Catering International has a huge list of its subsidiaries. Many are inactive. In the annual report, there is a couple sentence business commentary for many of the active ones. If you’re interested in the company, you should read this list of subsidiaries in the annual report. It’s the highlight of that document.
Instead of reproducing it here, I’ll just focus on a few examples where we know both the name of a Catering International customer and the country where they serve that customer. For a full list of customers, see the back of the 2012 annual report. Almost all are multinational companies active in mining or oil & gas. There are a few exceptions (Nestle is on the list). The exceptions aren’t meaningful contributors to sales.
Examples of customers and countries where Catering International operates are Bechtel in Guinea Conakry, Kinross Gold in Mauritania, Total in Yemen, and Avocet Mining in Burkina Faso.
I think the Yemen business is small. It sounds like they just want to work with Total and show off what they can do outside of catering. Catering International has almost no business in the Middle East. Although they hope to one day do meaningful business in Iraq. Like I said, all profit really comes from mining and oil and gas sites in Asia/Pacific and Africa. None of the other stuff is meaningful.
The company has money losing businesses in both South America (meaningful at 3.8 million Euros in operating losses) and the former Soviet Union (not meaningful). South American operations seem to be ongoing in Brazil and Peru and pretty much just inactive subsidiaries elsewhere. The former Soviet Union includes subsidiaries in Kazakhstan, Turkmenistan, and Russia (the arctic).
The company refers to its employees in New Caledonia (part of France near Australia) in a way that makes it sound like they may be organized. It’s unclear to me whether this “dialogue” has to do with New Caledonia’s special status (and Catering International being a French company) or some past problem with these employees. Generally, my impression of the worldwide workforce is that they are local, low paid men who are not unionized.
So what’s the verdict?
It’s unlikely Catering International will make it into The Avid Hog. The stock is statistically attractive in both a “magic formula” and “growth at a reasonable price” way. It will probably perform well. And it would make an excellent addition to a diversified value portfolio.

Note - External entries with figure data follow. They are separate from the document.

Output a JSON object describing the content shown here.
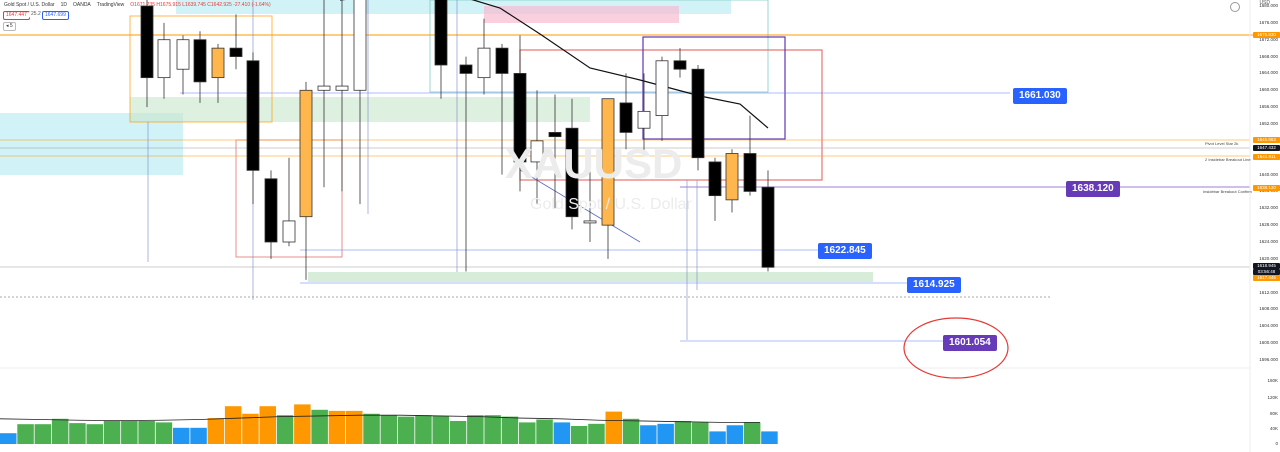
{
  "header": {
    "symbol": "Gold Spot / U.S. Dollar",
    "timeframe": "1D",
    "broker": "OANDA",
    "platform": "TradingView",
    "ohlc": "O1671.235 H1675.915 L1639.745 C1642.925 -27.410 (-1.64%)",
    "sell_price": "1647.447",
    "spread": "25.2",
    "buy_price": "1647.699",
    "indicator_toggle": "◂ 5",
    "currency": "USD"
  },
  "watermark": {
    "symbol": "XAUUSD",
    "name": "Gold Spot / U.S. Dollar"
  },
  "price_labels": [
    {
      "text": "1661.030",
      "color": "#2962ff"
    },
    {
      "text": "1638.120",
      "color": "#673ab7"
    },
    {
      "text": "1622.845",
      "color": "#2962ff"
    },
    {
      "text": "1614.925",
      "color": "#2962ff"
    },
    {
      "text": "1601.054",
      "color": "#673ab7"
    }
  ],
  "annotations": {
    "pivot": "Pivot Level Star 2k",
    "inside_breakout": "2 Insidebar Breakout Line",
    "confirm": "Insidebar Breakout Confirm"
  },
  "axis": {
    "ticks": [
      "1680.000",
      "1676.000",
      "1672.000",
      "1668.000",
      "1664.000",
      "1660.000",
      "1656.000",
      "1652.000",
      "1648.000",
      "1644.000",
      "1640.000",
      "1636.000",
      "1632.000",
      "1628.000",
      "1624.000",
      "1620.000",
      "1616.000",
      "1612.000",
      "1608.000",
      "1604.000",
      "1600.000",
      "1596.000"
    ],
    "vol_ticks": [
      "160K",
      "120K",
      "80K",
      "40K",
      "0"
    ],
    "tags": [
      {
        "text": "1675.830",
        "bg": "#ff9800",
        "fg": "#fff"
      },
      {
        "text": "1645.863",
        "bg": "#ff9800",
        "fg": "#fff"
      },
      {
        "text": "1647.432",
        "bg": "#131722",
        "fg": "#fff"
      },
      {
        "text": "1641.911",
        "bg": "#ff9800",
        "fg": "#fff"
      },
      {
        "text": "1638.120",
        "bg": "#ff9800",
        "fg": "#fff"
      },
      {
        "text": "1618.945",
        "bg": "#131722",
        "fg": "#fff"
      },
      {
        "text": "03:56:48",
        "bg": "#131722",
        "fg": "#fff"
      },
      {
        "text": "1617.445",
        "bg": "#ff9800",
        "fg": "#fff"
      }
    ]
  },
  "chart_data": {
    "type": "candlestick",
    "symbol": "Gold Spot / U.S. Dollar",
    "timeframe": "1D",
    "candles": [
      {
        "o": 1680.0,
        "h": 1682.0,
        "l": 1656.0,
        "c": 1663.0
      },
      {
        "o": 1663.0,
        "h": 1676.0,
        "l": 1658.0,
        "c": 1672.0
      },
      {
        "o": 1665.0,
        "h": 1673.0,
        "l": 1659.0,
        "c": 1672.0
      },
      {
        "o": 1672.0,
        "h": 1674.0,
        "l": 1657.0,
        "c": 1662.0
      },
      {
        "o": 1663.0,
        "h": 1671.0,
        "l": 1657.0,
        "c": 1670.0
      },
      {
        "o": 1670.0,
        "h": 1678.0,
        "l": 1665.0,
        "c": 1668.0
      },
      {
        "o": 1667.0,
        "h": 1669.0,
        "l": 1633.0,
        "c": 1641.0
      },
      {
        "o": 1639.0,
        "h": 1641.0,
        "l": 1620.0,
        "c": 1624.0
      },
      {
        "o": 1624.0,
        "h": 1644.0,
        "l": 1623.0,
        "c": 1629.0
      },
      {
        "o": 1630.0,
        "h": 1662.0,
        "l": 1615.0,
        "c": 1660.0
      },
      {
        "o": 1660.0,
        "h": 1693.0,
        "l": 1637.0,
        "c": 1661.0
      },
      {
        "o": 1660.0,
        "h": 1682.0,
        "l": 1636.0,
        "c": 1661.0
      },
      {
        "o": 1660.0,
        "h": 1701.0,
        "l": 1633.0,
        "c": 1700.0
      },
      {
        "o": 1690.0,
        "h": 1692.0,
        "l": 1658.0,
        "c": 1666.0
      },
      {
        "o": 1666.0,
        "h": 1668.0,
        "l": 1617.0,
        "c": 1664.0
      },
      {
        "o": 1663.0,
        "h": 1677.0,
        "l": 1659.0,
        "c": 1670.0
      },
      {
        "o": 1670.0,
        "h": 1671.0,
        "l": 1640.0,
        "c": 1664.0
      },
      {
        "o": 1664.0,
        "h": 1673.0,
        "l": 1636.0,
        "c": 1643.0
      },
      {
        "o": 1643.0,
        "h": 1660.0,
        "l": 1633.0,
        "c": 1648.0
      },
      {
        "o": 1650.0,
        "h": 1659.0,
        "l": 1632.0,
        "c": 1649.0
      },
      {
        "o": 1651.0,
        "h": 1658.0,
        "l": 1627.0,
        "c": 1630.0
      },
      {
        "o": 1629.0,
        "h": 1645.0,
        "l": 1624.0,
        "c": 1629.0
      },
      {
        "o": 1628.0,
        "h": 1658.0,
        "l": 1620.0,
        "c": 1658.0
      },
      {
        "o": 1657.0,
        "h": 1664.0,
        "l": 1646.0,
        "c": 1650.0
      },
      {
        "o": 1651.0,
        "h": 1664.0,
        "l": 1645.0,
        "c": 1655.0
      },
      {
        "o": 1654.0,
        "h": 1668.0,
        "l": 1648.0,
        "c": 1667.0
      },
      {
        "o": 1667.0,
        "h": 1670.0,
        "l": 1663.0,
        "c": 1665.0
      },
      {
        "o": 1665.0,
        "h": 1666.0,
        "l": 1641.0,
        "c": 1644.0
      },
      {
        "o": 1643.0,
        "h": 1644.0,
        "l": 1629.0,
        "c": 1635.0
      },
      {
        "o": 1634.0,
        "h": 1646.0,
        "l": 1631.0,
        "c": 1645.0
      },
      {
        "o": 1645.0,
        "h": 1654.0,
        "l": 1635.0,
        "c": 1636.0
      },
      {
        "o": 1637.0,
        "h": 1641.0,
        "l": 1617.0,
        "c": 1618.0
      }
    ],
    "moving_average": [
      1702,
      1699,
      1696,
      1693,
      1690,
      1688,
      1686,
      1684,
      1682,
      1680,
      1678,
      1676,
      1674,
      1672,
      1670,
      1668,
      1666,
      1664,
      1663,
      1662,
      1661,
      1660,
      1659,
      1658,
      1657,
      1656,
      1655,
      1654,
      1653
    ],
    "volume": [
      {
        "v": 30,
        "c": "#2196f3"
      },
      {
        "v": 55,
        "c": "#4caf50"
      },
      {
        "v": 55,
        "c": "#4caf50"
      },
      {
        "v": 70,
        "c": "#4caf50"
      },
      {
        "v": 58,
        "c": "#4caf50"
      },
      {
        "v": 55,
        "c": "#4caf50"
      },
      {
        "v": 64,
        "c": "#4caf50"
      },
      {
        "v": 64,
        "c": "#4caf50"
      },
      {
        "v": 64,
        "c": "#4caf50"
      },
      {
        "v": 60,
        "c": "#4caf50"
      },
      {
        "v": 45,
        "c": "#2196f3"
      },
      {
        "v": 45,
        "c": "#2196f3"
      },
      {
        "v": 72,
        "c": "#ff9800"
      },
      {
        "v": 105,
        "c": "#ff9800"
      },
      {
        "v": 84,
        "c": "#ff9800"
      },
      {
        "v": 105,
        "c": "#ff9800"
      },
      {
        "v": 80,
        "c": "#4caf50"
      },
      {
        "v": 110,
        "c": "#ff9800"
      },
      {
        "v": 95,
        "c": "#4caf50"
      },
      {
        "v": 92,
        "c": "#ff9800"
      },
      {
        "v": 92,
        "c": "#ff9800"
      },
      {
        "v": 84,
        "c": "#4caf50"
      },
      {
        "v": 80,
        "c": "#4caf50"
      },
      {
        "v": 76,
        "c": "#4caf50"
      },
      {
        "v": 80,
        "c": "#4caf50"
      },
      {
        "v": 78,
        "c": "#4caf50"
      },
      {
        "v": 64,
        "c": "#4caf50"
      },
      {
        "v": 80,
        "c": "#4caf50"
      },
      {
        "v": 80,
        "c": "#4caf50"
      },
      {
        "v": 76,
        "c": "#4caf50"
      },
      {
        "v": 60,
        "c": "#4caf50"
      },
      {
        "v": 68,
        "c": "#4caf50"
      },
      {
        "v": 60,
        "c": "#2196f3"
      },
      {
        "v": 50,
        "c": "#4caf50"
      },
      {
        "v": 56,
        "c": "#4caf50"
      },
      {
        "v": 90,
        "c": "#ff9800"
      },
      {
        "v": 70,
        "c": "#4caf50"
      },
      {
        "v": 52,
        "c": "#2196f3"
      },
      {
        "v": 56,
        "c": "#2196f3"
      },
      {
        "v": 64,
        "c": "#4caf50"
      },
      {
        "v": 60,
        "c": "#4caf50"
      },
      {
        "v": 35,
        "c": "#2196f3"
      },
      {
        "v": 52,
        "c": "#2196f3"
      },
      {
        "v": 60,
        "c": "#4caf50"
      },
      {
        "v": 35,
        "c": "#2196f3"
      }
    ],
    "volume_ma": [
      70,
      68,
      66,
      65,
      66,
      68,
      72,
      76,
      78,
      80,
      80,
      78,
      76,
      72,
      70,
      66,
      64,
      62,
      60,
      60
    ]
  }
}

However, there is not enough information on how a customer decides to go with Catering International. The company’s customers are very large multinationals who do not provide details on such information in their own reports. The business is far from the consumer. And I do not know a lot of people in this industry or these countries.
This is a research problem. I don’t have – and am unlikely to get – enough info about the actual purchase decision. I don’t see a way to gain enough confidence in the future behavior of customers when it comes to their catering needs. And I know nothing about Catering International’s competitors.
Basically, the annual report wasn’t informative enough about what I most need to know. So, unless someone emails me after reading this to tell me they know a lot about Catering International specifically or catering at these sites generally – I just don’t see a path forward for this company.
So, I’m suggesting Catering International as a stock blog readers should be interested in. But I’m also passing on it for The Avid Hog. This one is a “no”.